Kubica, que sofreu um acidente violento no Canadá, no ano passado, e questionou a forma como Hamilton dirigiu em Monza, em setembro, explicou sua opinião na quinta-feira.

"Quando um piloto está ultrapassando um outro e cruza a trajetória bem na frente das rodas, isso é muito perigoso, especialmente se alguém que vem atrás acaba sendo atirado para cima", afirmou em uma entrevista coletiva.

"Eu já me envolvi em um acidente desse tipo no Canadá e eu sei o que acontece quando a roda da frente atinge a roda de trás de um outro carro. E, do meu ponto de vista, isso é muito perigoso."

"Quero dizer apenas isto: enquanto nada de errado acontecer, tudo estará bem. Mas, se alguma coisa acontecer, então todo mundo perceberá o que estou dizendo. É isso."

Hamilton, que não conseguiu marcar pontos em Fuji, lidera a classificação individual, cinco pontos à frente do brasileiro Felipe Massa, da Ferrari. Faltam duas corridas para terminar o campeonato.

Hamilton pode até ser campeão domingo, mas emocionalmente Massa está na frente


por Livio Oricchio

Lewis Hamilton acusou o golpe nas duas vezes em que se viu envolvido na disputa do título: ano passado, em Interlagos, perdeu a posição depois da largada para Fernando Alonso, seu companheiro de McLaren, e na tentativa de ganhar a colocação de novo seguiu reto no Lago. Kimi Raikkonen começou a ser campeão nesse momento. Domingo, no GP do Japão, novamente na condição de concorrer direto pelo campeonato, Hamilton demonstrou mais descontrole emocional. Ao ser ultrapassado por Kimi Raikkonen, no início da corrida, tentou frear tão tarde no fim da reta que não fez a curva 1 e criou enorme confusão. Ontem não gostou de ser lembrado do seu histórico de equívocos nos momentos de tensão.

“Em primeiro lugar, no Brasil, ano passado, eu não tentei ultrapassá-lo (Fernando Alonso) e cometi um erro. Fernando estava do lado de fora (Reta Oposta), freou antes e para evitar bater nele fui obrigado a sair da pista, portanto não era uma tentativa de ganhar novamente a posição”, explicou Hamilton, visivelmente irritado. A respeito do ocorrido no circuito de Fuji, domingo, quando não marcou pontos apesar de largar na pole position, disse: “Foi uma manobra de corrida e não deu certo, automobilismo é isso, o que se pode fazer?”

A perda do título em 2007 e estar seguindo, agora, o que sugere ser o mesmo caminho não geram nenhuma preparação especial no piloto da McLaren. “Não planejo mudar minha forma de encarar as corridas, não vejo necessidade disso”, afirma Hamilton. “Um desempenho tão ruim como o último faz com que o deixemos para trás, sinto-me forte como sempre”, falou. “Temos ainda duas etapas pela frente, estou com cinco pontos de vantagem (84 a 79), disponho ainda de grande oportunidade para o próximo passo (ser campeão).”

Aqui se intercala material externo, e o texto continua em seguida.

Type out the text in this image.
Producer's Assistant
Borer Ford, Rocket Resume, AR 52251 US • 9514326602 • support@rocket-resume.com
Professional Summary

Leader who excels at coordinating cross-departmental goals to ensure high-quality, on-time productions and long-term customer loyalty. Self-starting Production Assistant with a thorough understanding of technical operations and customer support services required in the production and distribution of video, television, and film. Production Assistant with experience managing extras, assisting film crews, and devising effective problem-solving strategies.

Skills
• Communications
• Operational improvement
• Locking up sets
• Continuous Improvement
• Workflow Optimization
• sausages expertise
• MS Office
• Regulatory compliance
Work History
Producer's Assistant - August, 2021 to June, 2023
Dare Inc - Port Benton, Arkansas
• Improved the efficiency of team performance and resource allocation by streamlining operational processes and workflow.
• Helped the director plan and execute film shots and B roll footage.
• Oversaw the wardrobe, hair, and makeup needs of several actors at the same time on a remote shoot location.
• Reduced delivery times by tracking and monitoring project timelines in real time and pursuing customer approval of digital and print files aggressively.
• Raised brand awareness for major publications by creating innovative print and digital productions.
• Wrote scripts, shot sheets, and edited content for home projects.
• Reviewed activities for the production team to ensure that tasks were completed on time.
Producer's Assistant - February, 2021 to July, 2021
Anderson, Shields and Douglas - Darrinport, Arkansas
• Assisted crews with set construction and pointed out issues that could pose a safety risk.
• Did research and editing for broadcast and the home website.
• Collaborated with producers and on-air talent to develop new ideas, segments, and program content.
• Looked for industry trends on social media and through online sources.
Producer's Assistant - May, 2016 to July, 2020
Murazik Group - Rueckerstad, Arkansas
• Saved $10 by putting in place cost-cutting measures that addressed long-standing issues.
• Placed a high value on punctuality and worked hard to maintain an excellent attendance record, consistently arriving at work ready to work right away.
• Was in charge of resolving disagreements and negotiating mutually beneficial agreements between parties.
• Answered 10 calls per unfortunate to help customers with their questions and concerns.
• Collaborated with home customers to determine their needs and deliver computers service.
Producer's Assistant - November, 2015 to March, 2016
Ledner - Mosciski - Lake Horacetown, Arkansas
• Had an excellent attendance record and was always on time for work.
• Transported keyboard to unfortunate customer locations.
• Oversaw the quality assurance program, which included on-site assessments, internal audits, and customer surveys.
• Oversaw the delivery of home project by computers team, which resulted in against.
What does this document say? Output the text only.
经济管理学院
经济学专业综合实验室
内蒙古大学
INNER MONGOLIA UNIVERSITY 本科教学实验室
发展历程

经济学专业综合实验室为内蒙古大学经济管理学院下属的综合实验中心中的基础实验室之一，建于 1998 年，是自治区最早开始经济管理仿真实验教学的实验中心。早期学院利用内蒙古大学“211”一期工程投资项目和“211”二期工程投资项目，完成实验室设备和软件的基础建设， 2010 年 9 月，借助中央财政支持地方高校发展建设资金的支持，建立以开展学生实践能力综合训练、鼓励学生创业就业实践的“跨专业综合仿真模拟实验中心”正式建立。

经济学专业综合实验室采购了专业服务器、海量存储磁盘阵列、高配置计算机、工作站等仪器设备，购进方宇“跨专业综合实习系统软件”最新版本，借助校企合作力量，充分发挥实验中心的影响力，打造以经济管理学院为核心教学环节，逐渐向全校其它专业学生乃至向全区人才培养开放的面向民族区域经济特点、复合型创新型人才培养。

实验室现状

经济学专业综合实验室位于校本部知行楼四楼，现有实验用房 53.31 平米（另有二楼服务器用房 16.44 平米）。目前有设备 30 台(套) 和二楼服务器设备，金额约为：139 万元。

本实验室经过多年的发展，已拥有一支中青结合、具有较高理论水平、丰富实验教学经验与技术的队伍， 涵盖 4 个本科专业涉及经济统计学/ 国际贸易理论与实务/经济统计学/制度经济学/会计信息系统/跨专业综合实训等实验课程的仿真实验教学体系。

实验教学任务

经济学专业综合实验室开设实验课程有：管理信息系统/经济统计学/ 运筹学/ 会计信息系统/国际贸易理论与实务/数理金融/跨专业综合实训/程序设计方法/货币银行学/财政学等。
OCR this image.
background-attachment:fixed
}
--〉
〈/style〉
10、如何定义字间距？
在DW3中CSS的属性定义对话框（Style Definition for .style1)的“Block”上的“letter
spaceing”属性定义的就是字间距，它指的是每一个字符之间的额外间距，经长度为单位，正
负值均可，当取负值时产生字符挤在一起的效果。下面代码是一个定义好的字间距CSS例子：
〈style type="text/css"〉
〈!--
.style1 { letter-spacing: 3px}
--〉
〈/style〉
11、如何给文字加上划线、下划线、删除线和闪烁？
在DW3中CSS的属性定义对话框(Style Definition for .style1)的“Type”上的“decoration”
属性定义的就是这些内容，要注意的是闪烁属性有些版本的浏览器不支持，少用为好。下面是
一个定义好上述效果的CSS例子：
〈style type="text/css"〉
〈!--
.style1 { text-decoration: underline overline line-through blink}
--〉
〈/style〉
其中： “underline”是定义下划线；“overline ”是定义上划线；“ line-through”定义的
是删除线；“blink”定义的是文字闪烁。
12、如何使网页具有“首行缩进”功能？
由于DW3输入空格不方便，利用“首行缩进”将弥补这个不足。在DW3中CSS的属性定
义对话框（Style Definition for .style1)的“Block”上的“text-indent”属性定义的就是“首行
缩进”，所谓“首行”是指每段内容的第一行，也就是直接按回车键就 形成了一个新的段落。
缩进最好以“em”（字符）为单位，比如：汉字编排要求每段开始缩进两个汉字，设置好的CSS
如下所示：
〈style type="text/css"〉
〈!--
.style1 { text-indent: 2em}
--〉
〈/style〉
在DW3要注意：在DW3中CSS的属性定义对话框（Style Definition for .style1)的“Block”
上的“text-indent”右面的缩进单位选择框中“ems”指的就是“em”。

Na realidade, Hamilton sente-se um tanto isolado na Fórmula 1. Sua postura depois do GP da Bélgica, em que se colocou numa condição superior aos colegas, criticando Raikkonen, somada ao seu comportamento agressivo demais na prova de Monza, recebendo até ameaças, como de Timo Glock, da Toyota, fazem com que não tenha grandes amizades na Fórmula 1.

Alonso, por exemplo, já declarou que se for possível ajudará Felipe Massa na luta pelo título. “Agora que a Renault voltou a ser competitiva dá para ser segundo ou terceiro, atrás de Felipe, o que é uma forma de tirar pontos do seu concorrente”, falou Alonso. Hamilton ouviu tudo sentado do lado. “Não disponho de tempo para pensar nisso, tenho coisas mais importantes para pensar”, respondeu Hamilton que, desta vez, está falando bem menos que nos outros fins de semana em que se deu mal.

Massa não concorda com essa história de que as possibilidades de Hamilton errar são maiores que as suas. “O fato de já ter acontecido isso antes não quer dizer que aqui será assim também, o Hamilton pode fazer tudo certo”, comentou Massa. Sua estratégia é uma só: “Estar sempre à frente do Hamilton. Largar na pole é uma forma de evitar alguns problemas que tivemos na última corrida”, lembrou. Na próxima madrugada (sexta-feira para sábado, das 3 às 4 horas, Massa terá a chance de tentar ser primeiro no grid do GP da China.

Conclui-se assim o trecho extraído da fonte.